40 años después1

Publicado el 13 de diciembre de 2017


María Marvan

Investigadora del Instituto de Investigaciones Jurídicas, UNAM,
twitter@MarvanMaria

El día de ayer se cumplieron 40 años de la promulgación de la reforma político-electoral que abrió el largo y sinuoso camino de la transición a la democracia mexicana. El Instituto de Investigaciones Jurídicas lo celebró con un seminario, algunas de las ideas comentadas por los ponentes alimentan este artículo.

La reforma de 1977 marcó un indubitable punto de quiebre del sistema de partido hegemónico que había llegado al cenit de su gloria y, paradójicamente, de su máxima contradicción. Un año antes, en 1976, la boleta electoral para elegir Presidente mostraba un solo nombre. Quienes votamos ese año no teníamos más opción que votar por López Portillo o anular el voto. Algunos escribieron en la boleta Valentín Campa, dirigente del ilegal Partido Comunista Mexicano, otros quizá escribieron Cantinflas.

La reforma anunciada a sólo cuatro meses de que López Portillo asumió el poder, por primera vez reconoció, legal y discursivamente, la legitimidad de los partidos de oposición, especialmente de la izquierda.

De ésta surgió una nueva legislación electoral, la Ley Federal de Organizaciones Políticas y Procesos Electorales (LFOPPE); quizá la arrogancia del entonces Presidente le hizo suponer que sus siglas siempre nos harían recordar su apellido. La historia le jugó una mala broma, la memoria colectiva suele referirse siempre a la reforma de Reyes Heroles y a él se le recuerda por la devaluación del peso.

En 1977 se buscó transformar la realidad política mexicana incluyendo a las minorías, para ellas se diseñó una doble elección, 300 diputados de mayoría relativa convivirían con 100 diputados de representación proporcional. Se incrementaron a 200 en 1986.

Pero la fuerza de las minorías no se quedó en una presencia simbólica; es importante recordar que también se reformó el artículo 93 constitucional que creó las comisiones de investigación para darle a la Cámara de Diputados funciones reales de control sobre el Ejecutivo. Hoy queda muy poco de una oposición dispuesta a ejercer contrapeso al partido en el poder.

Desde entonces se han hecho 11 reformas electorales; no todas del mismo calado. Fueron reformas integrales la de 1990, 1996, 2008 y 2014. Otras fueron menores, como la de 2005, que aprobó el voto de los mexicanos en el extranjero.

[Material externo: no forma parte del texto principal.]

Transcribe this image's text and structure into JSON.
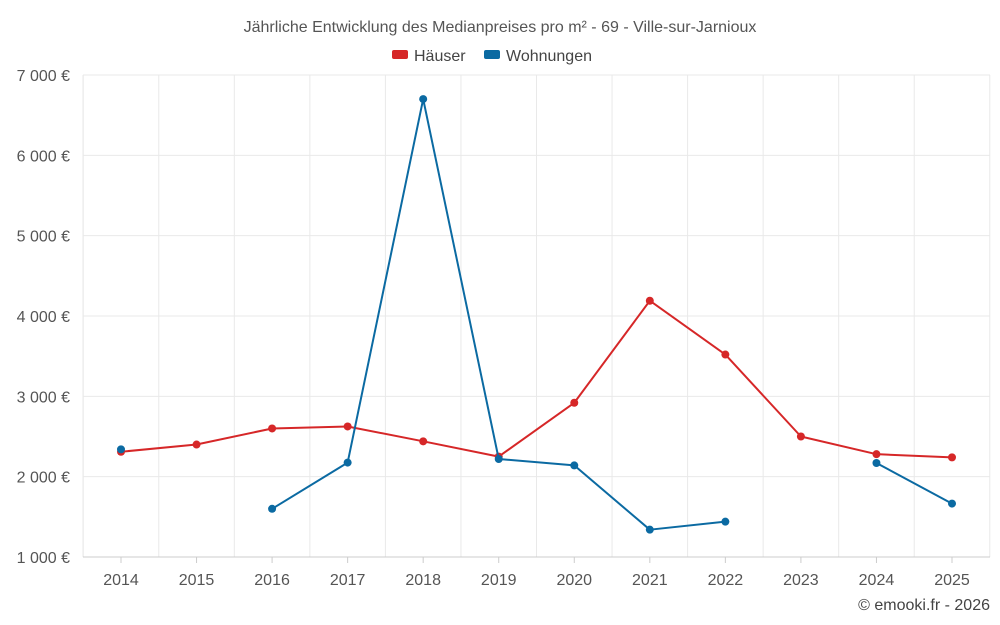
{
  "chart_data": {
    "type": "line",
    "title": "Jährliche Entwicklung des Medianpreises pro m² - 69 - Ville-sur-Jarnioux",
    "categories": [
      "2014",
      "2015",
      "2016",
      "2017",
      "2018",
      "2019",
      "2020",
      "2021",
      "2022",
      "2023",
      "2024",
      "2025"
    ],
    "y_tick_labels": [
      "1 000 €",
      "2 000 €",
      "3 000 €",
      "4 000 €",
      "5 000 €",
      "6 000 €",
      "7 000 €"
    ],
    "y_ticks": [
      1000,
      2000,
      3000,
      4000,
      5000,
      6000,
      7000
    ],
    "ylim": [
      1000,
      7000
    ],
    "grid": true,
    "legend_position": "top-center",
    "series": [
      {
        "name": "Häuser",
        "color": "#d62728",
        "values": [
          2310,
          2400,
          2600,
          2625,
          2440,
          2250,
          2920,
          4190,
          3520,
          2500,
          2280,
          2240
        ]
      },
      {
        "name": "Wohnungen",
        "color": "#0b6aa2",
        "values": [
          2340,
          null,
          1600,
          2175,
          6700,
          2220,
          2140,
          1340,
          1440,
          null,
          2170,
          1665
        ]
      }
    ]
  },
  "credit": "© emooki.fr - 2026"
}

Desde 1976 nunca hemos tenido dos elecciones presidenciales con las mismas reglas del juego. 2018 será la octava.

Las autoridades electorales también se han transformado, pasamos de la Comisión Federal Electoral, al IFE y ahora al INE. No existía autoridad jurisdiccional ante la cual apelar las decisiones de la Comisión, en 1986 se creó el Tribunal de lo Contencioso Electoral (que formaba parte del Poder Ejecutivo); luego apareció el Tribunal Federal Electoral; en 1996 se convirtió en el Tribunal Federal Electoral del Poder Judicial de la Federación. Fue hasta 1994 que apareció la Fepade.

2003 también fue un año de inflexión del sistema político electoral, aunque ahora para mal y en contra de la democracia. Ese año fue el primer descabezamiento del IFE porque los partidos no soportaron una autoridad verdaderamente fiscalizadora y se aumentaron los requisitos para formar partidos políticos. Sumado al incremento bestial del financiamiento público de 1996, podemos considerarlo la consagración de la partidocracia mexicana. Las reformas de 2008 y 2014 cerraron más el sistema de partidos.

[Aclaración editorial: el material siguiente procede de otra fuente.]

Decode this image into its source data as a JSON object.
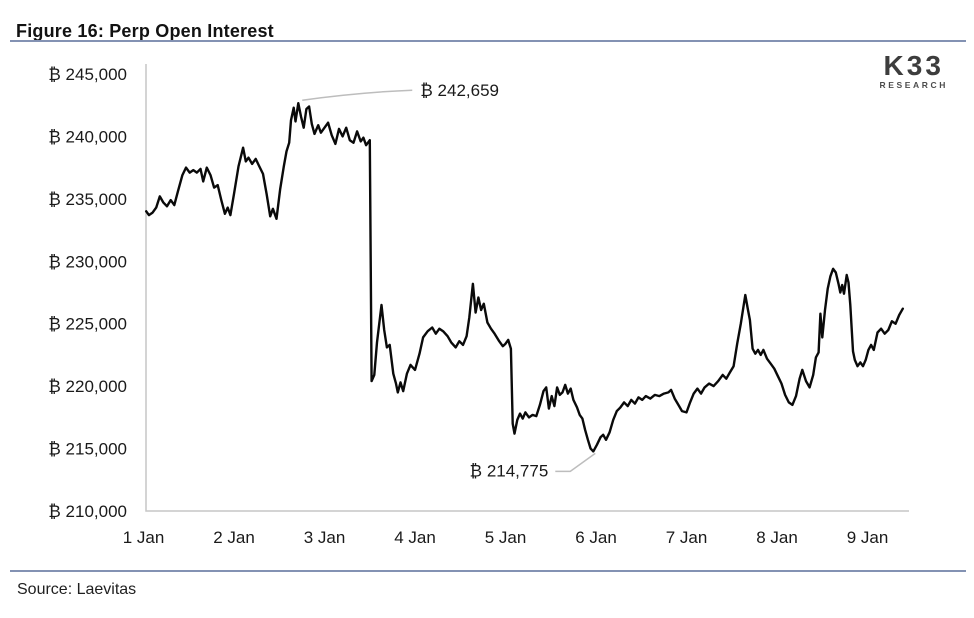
{
  "header": {
    "title": "Figure 16: Perp Open Interest"
  },
  "logo": {
    "brand": "K33",
    "sub": "RESEARCH"
  },
  "footer": {
    "source": "Source: Laevitas"
  },
  "colors": {
    "divider": "#8392b3"
  },
  "chart_data": {
    "type": "line",
    "title": "Figure 16: Perp Open Interest",
    "xlabel": "",
    "ylabel": "",
    "grid": false,
    "legend": "none",
    "ylim": [
      210000,
      245000
    ],
    "xlim": [
      1,
      9.46
    ],
    "y_axis": [
      {
        "value": 245000,
        "label": "₿ 245,000"
      },
      {
        "value": 240000,
        "label": "₿ 240,000"
      },
      {
        "value": 235000,
        "label": "₿ 235,000"
      },
      {
        "value": 230000,
        "label": "₿ 230,000"
      },
      {
        "value": 225000,
        "label": "₿ 225,000"
      },
      {
        "value": 220000,
        "label": "₿ 220,000"
      },
      {
        "value": 215000,
        "label": "₿ 215,000"
      },
      {
        "value": 210000,
        "label": "₿ 210,000"
      }
    ],
    "x_axis": [
      {
        "day": 1,
        "label": "1 Jan"
      },
      {
        "day": 2,
        "label": "2 Jan"
      },
      {
        "day": 3,
        "label": "3 Jan"
      },
      {
        "day": 4,
        "label": "4 Jan"
      },
      {
        "day": 5,
        "label": "5 Jan"
      },
      {
        "day": 6,
        "label": "6 Jan"
      },
      {
        "day": 7,
        "label": "7 Jan"
      },
      {
        "day": 8,
        "label": "8 Jan"
      },
      {
        "day": 9,
        "label": "9 Jan"
      }
    ],
    "annotations": [
      {
        "label": "₿ 242,659",
        "x": 2.71,
        "y": 242659,
        "side": "right"
      },
      {
        "label": "₿ 214,775",
        "x": 5.97,
        "y": 214775,
        "side": "left"
      }
    ],
    "colors": {
      "line": "#0a0a0a",
      "axis": "#c6c6c6",
      "leader": "#bdbdbd",
      "text": "#1a1a1a"
    },
    "series": [
      {
        "name": "Perp Open Interest",
        "x": [
          1.03,
          1.06,
          1.1,
          1.14,
          1.18,
          1.22,
          1.26,
          1.3,
          1.34,
          1.38,
          1.43,
          1.47,
          1.51,
          1.55,
          1.59,
          1.63,
          1.66,
          1.7,
          1.74,
          1.78,
          1.82,
          1.86,
          1.9,
          1.93,
          1.96,
          2.0,
          2.05,
          2.1,
          2.13,
          2.16,
          2.2,
          2.24,
          2.28,
          2.32,
          2.36,
          2.4,
          2.43,
          2.47,
          2.51,
          2.55,
          2.58,
          2.61,
          2.63,
          2.66,
          2.68,
          2.71,
          2.74,
          2.77,
          2.8,
          2.83,
          2.86,
          2.89,
          2.93,
          2.96,
          3.0,
          3.04,
          3.08,
          3.12,
          3.16,
          3.2,
          3.24,
          3.28,
          3.32,
          3.36,
          3.4,
          3.43,
          3.46,
          3.5,
          3.52,
          3.55,
          3.58,
          3.63,
          3.66,
          3.69,
          3.72,
          3.76,
          3.79,
          3.81,
          3.84,
          3.87,
          3.91,
          3.95,
          4.0,
          4.05,
          4.09,
          4.14,
          4.19,
          4.23,
          4.27,
          4.31,
          4.36,
          4.4,
          4.45,
          4.49,
          4.53,
          4.57,
          4.6,
          4.64,
          4.67,
          4.7,
          4.73,
          4.76,
          4.8,
          4.84,
          4.88,
          4.93,
          4.97,
          5.0,
          5.03,
          5.06,
          5.08,
          5.1,
          5.13,
          5.16,
          5.19,
          5.22,
          5.26,
          5.3,
          5.34,
          5.38,
          5.42,
          5.45,
          5.48,
          5.51,
          5.54,
          5.57,
          5.6,
          5.63,
          5.66,
          5.69,
          5.72,
          5.75,
          5.79,
          5.82,
          5.85,
          5.88,
          5.91,
          5.94,
          5.97,
          6.01,
          6.05,
          6.08,
          6.11,
          6.15,
          6.19,
          6.23,
          6.27,
          6.31,
          6.35,
          6.39,
          6.43,
          6.47,
          6.51,
          6.55,
          6.6,
          6.65,
          6.7,
          6.75,
          6.8,
          6.83,
          6.87,
          6.91,
          6.95,
          7.0,
          7.04,
          7.08,
          7.12,
          7.16,
          7.2,
          7.25,
          7.3,
          7.35,
          7.4,
          7.44,
          7.48,
          7.52,
          7.56,
          7.6,
          7.65,
          7.68,
          7.7,
          7.73,
          7.76,
          7.79,
          7.82,
          7.85,
          7.89,
          7.93,
          7.97,
          8.01,
          8.05,
          8.09,
          8.13,
          8.17,
          8.21,
          8.25,
          8.28,
          8.32,
          8.36,
          8.4,
          8.43,
          8.46,
          8.48,
          8.5,
          8.53,
          8.56,
          8.59,
          8.62,
          8.65,
          8.68,
          8.7,
          8.72,
          8.74,
          8.77,
          8.79,
          8.81,
          8.84,
          8.86,
          8.89,
          8.92,
          8.95,
          8.98,
          9.01,
          9.04,
          9.07,
          9.11,
          9.15,
          9.19,
          9.23,
          9.27,
          9.31,
          9.35,
          9.39
        ],
        "y": [
          234000,
          233700,
          233900,
          234300,
          235200,
          234700,
          234400,
          234900,
          234500,
          235600,
          236900,
          237500,
          237100,
          237300,
          237100,
          237400,
          236400,
          237500,
          236900,
          235900,
          236100,
          234900,
          233800,
          234300,
          233700,
          235400,
          237600,
          239100,
          238000,
          238300,
          237800,
          238200,
          237600,
          237000,
          235400,
          233600,
          234200,
          233400,
          235800,
          237600,
          238800,
          239500,
          241300,
          242300,
          241200,
          242659,
          241600,
          240700,
          242200,
          242400,
          241000,
          240200,
          240900,
          240300,
          240700,
          241100,
          240100,
          239400,
          240600,
          240000,
          240700,
          239700,
          239500,
          240400,
          239600,
          239900,
          239300,
          239700,
          220400,
          220900,
          223500,
          226500,
          224500,
          223100,
          223300,
          221000,
          220200,
          219500,
          220300,
          219600,
          221000,
          221700,
          221300,
          222600,
          223900,
          224400,
          224700,
          224200,
          224600,
          224400,
          224000,
          223500,
          223100,
          223600,
          223300,
          224000,
          225500,
          228200,
          225900,
          227100,
          226100,
          226600,
          225100,
          224600,
          224200,
          223600,
          223200,
          223400,
          223700,
          223000,
          217000,
          216200,
          217300,
          217800,
          217400,
          217900,
          217500,
          217700,
          217600,
          218500,
          219600,
          219900,
          218200,
          219200,
          218400,
          219900,
          219300,
          219500,
          220100,
          219400,
          219800,
          218900,
          218300,
          217700,
          217400,
          216500,
          215700,
          215000,
          214775,
          215300,
          215900,
          216100,
          215700,
          216300,
          217300,
          218000,
          218300,
          218700,
          218400,
          218900,
          218600,
          219100,
          218900,
          219200,
          219000,
          219300,
          219200,
          219400,
          219500,
          219700,
          219000,
          218500,
          218000,
          217900,
          218700,
          219400,
          219800,
          219400,
          219900,
          220200,
          220000,
          220400,
          220900,
          220600,
          221100,
          221600,
          223400,
          225000,
          227300,
          226100,
          225300,
          223000,
          222600,
          222900,
          222500,
          222900,
          222200,
          221800,
          221400,
          220800,
          220200,
          219300,
          218700,
          218500,
          219200,
          220600,
          221300,
          220400,
          219900,
          220900,
          222300,
          222700,
          225800,
          223900,
          226100,
          227800,
          228800,
          229400,
          229100,
          228200,
          227500,
          228100,
          227400,
          228900,
          228300,
          226500,
          222800,
          222100,
          221600,
          221900,
          221600,
          222100,
          222900,
          223300,
          222900,
          224300,
          224600,
          224200,
          224500,
          225200,
          225000,
          225700,
          226200
        ]
      }
    ]
  }
}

Las dos peores reformas de la historia política del país son las de 2008 y 2014. Reformas negociadas al calor de la ocurrencia de los partidos dolidos, con gravísimos efectos no deseados que han convertido al sistema electoral en caro e ineficiente.

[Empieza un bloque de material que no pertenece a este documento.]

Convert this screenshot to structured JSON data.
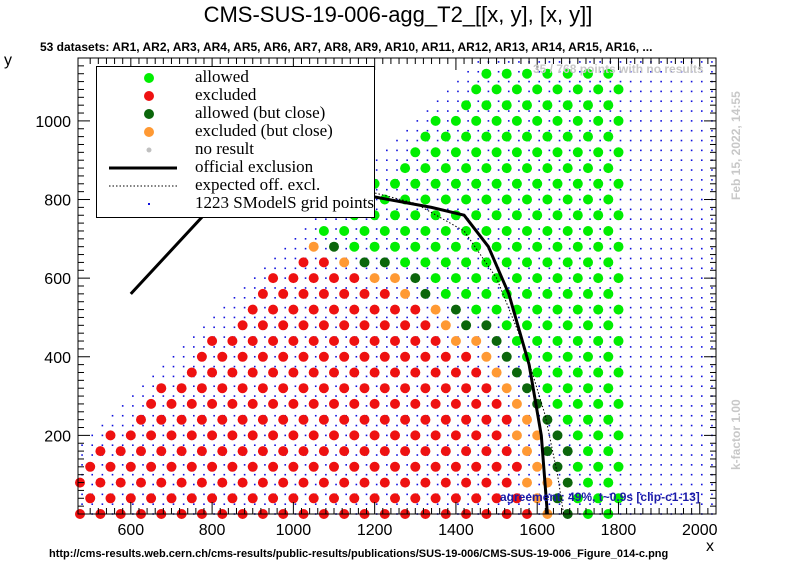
{
  "title": "CMS-SUS-19-006-agg_T2_[[x, y], [x, y]]",
  "subtitle": "53 datasets: AR1, AR2, AR3, AR4, AR5, AR6, AR7, AR8, AR9, AR10, AR11, AR12, AR13, AR14, AR15, AR16,  ...",
  "no_result_note": "35 / 768 points with no results",
  "timestamp": "Feb 15, 2022, 14:55",
  "kfactor": "k-factor 1.00",
  "agreement": "agreement: 49%, t~0.9s [clip-c1-13]",
  "source_url": "http://cms-results.web.cern.ch/cms-results/public-results/publications/SUS-19-006/CMS-SUS-19-006_Figure_014-c.png",
  "colors": {
    "allowed": "#00ee00",
    "excluded": "#ee1111",
    "allowed_close": "#0b660b",
    "excluded_close": "#ff9933",
    "no_result": "#c0c0c0",
    "grid_points": "#1010dd",
    "official": "#000000"
  },
  "legend": [
    {
      "key": "allowed",
      "label": "allowed",
      "symbol": "dot"
    },
    {
      "key": "excluded",
      "label": "excluded",
      "symbol": "dot"
    },
    {
      "key": "allowed_close",
      "label": "allowed (but close)",
      "symbol": "dot"
    },
    {
      "key": "excluded_close",
      "label": "excluded (but close)",
      "symbol": "dot"
    },
    {
      "key": "no_result",
      "label": "no result",
      "symbol": "smalldot"
    },
    {
      "key": "official",
      "label": "official exclusion",
      "symbol": "line"
    },
    {
      "key": "expected",
      "label": "expected off. excl.",
      "symbol": "dotted"
    },
    {
      "key": "grid_points",
      "label": "1223 SModelS grid points",
      "symbol": "tiny"
    }
  ],
  "chart_data": {
    "type": "scatter",
    "xlabel": "x",
    "ylabel": "y",
    "xlim": [
      470,
      2040
    ],
    "ylim": [
      0,
      1160
    ],
    "xticks": [
      600,
      800,
      1000,
      1200,
      1400,
      1600,
      1800,
      2000
    ],
    "yticks": [
      200,
      400,
      600,
      800,
      1000
    ],
    "official_exclusion": [
      [
        600,
        560
      ],
      [
        860,
        850
      ],
      [
        1000,
        850
      ],
      [
        1130,
        820
      ],
      [
        1340,
        780
      ],
      [
        1420,
        760
      ],
      [
        1480,
        680
      ],
      [
        1530,
        560
      ],
      [
        1580,
        380
      ],
      [
        1610,
        200
      ],
      [
        1625,
        0
      ]
    ],
    "expected_exclusion": [
      [
        600,
        560
      ],
      [
        870,
        860
      ],
      [
        1000,
        860
      ],
      [
        1150,
        830
      ],
      [
        1300,
        790
      ],
      [
        1420,
        720
      ],
      [
        1500,
        600
      ],
      [
        1570,
        420
      ],
      [
        1620,
        250
      ],
      [
        1650,
        100
      ],
      [
        1665,
        0
      ]
    ],
    "boundary": {
      "exp_a": [
        1640,
        740,
        700
      ],
      "off_a": [
        1625,
        780,
        720
      ],
      "near_band": 60,
      "gap_band": 120,
      "diag_offset": 0
    },
    "scan_grid": {
      "x_step": 50,
      "y_step": 40,
      "x_min": 475,
      "x_max": 1800,
      "y_min": 0,
      "y_max": 1120
    },
    "smodels_grid": {
      "x_step": 25,
      "y_step": 25,
      "x_min": 480,
      "x_max": 2030,
      "y_min": 0,
      "y_max": 1150,
      "count": 1223
    }
  }
}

Si por enésima vez, al terminar las elecciones de 2018 vamos a recomenzar el camino de la reforma, más vale hacer un balance justo de lo bueno como de los errores. Urge discutir desde la sociedad qué sistema político electoral necesita México. Desde mi perspectiva, deberíamos simplificar al máximo las normas electorales, abaratar los procesos y moderar el financiamiento público a los partidos. Parte de la deslegitimación de las autoridades se debe a las pésimas reformas impulsadas desde 2003 por y para los partidos políticos.

NOTAS:
1 Se reproduce con autorización del autor, publicado en Excélsior el 7 de diciembre 2017.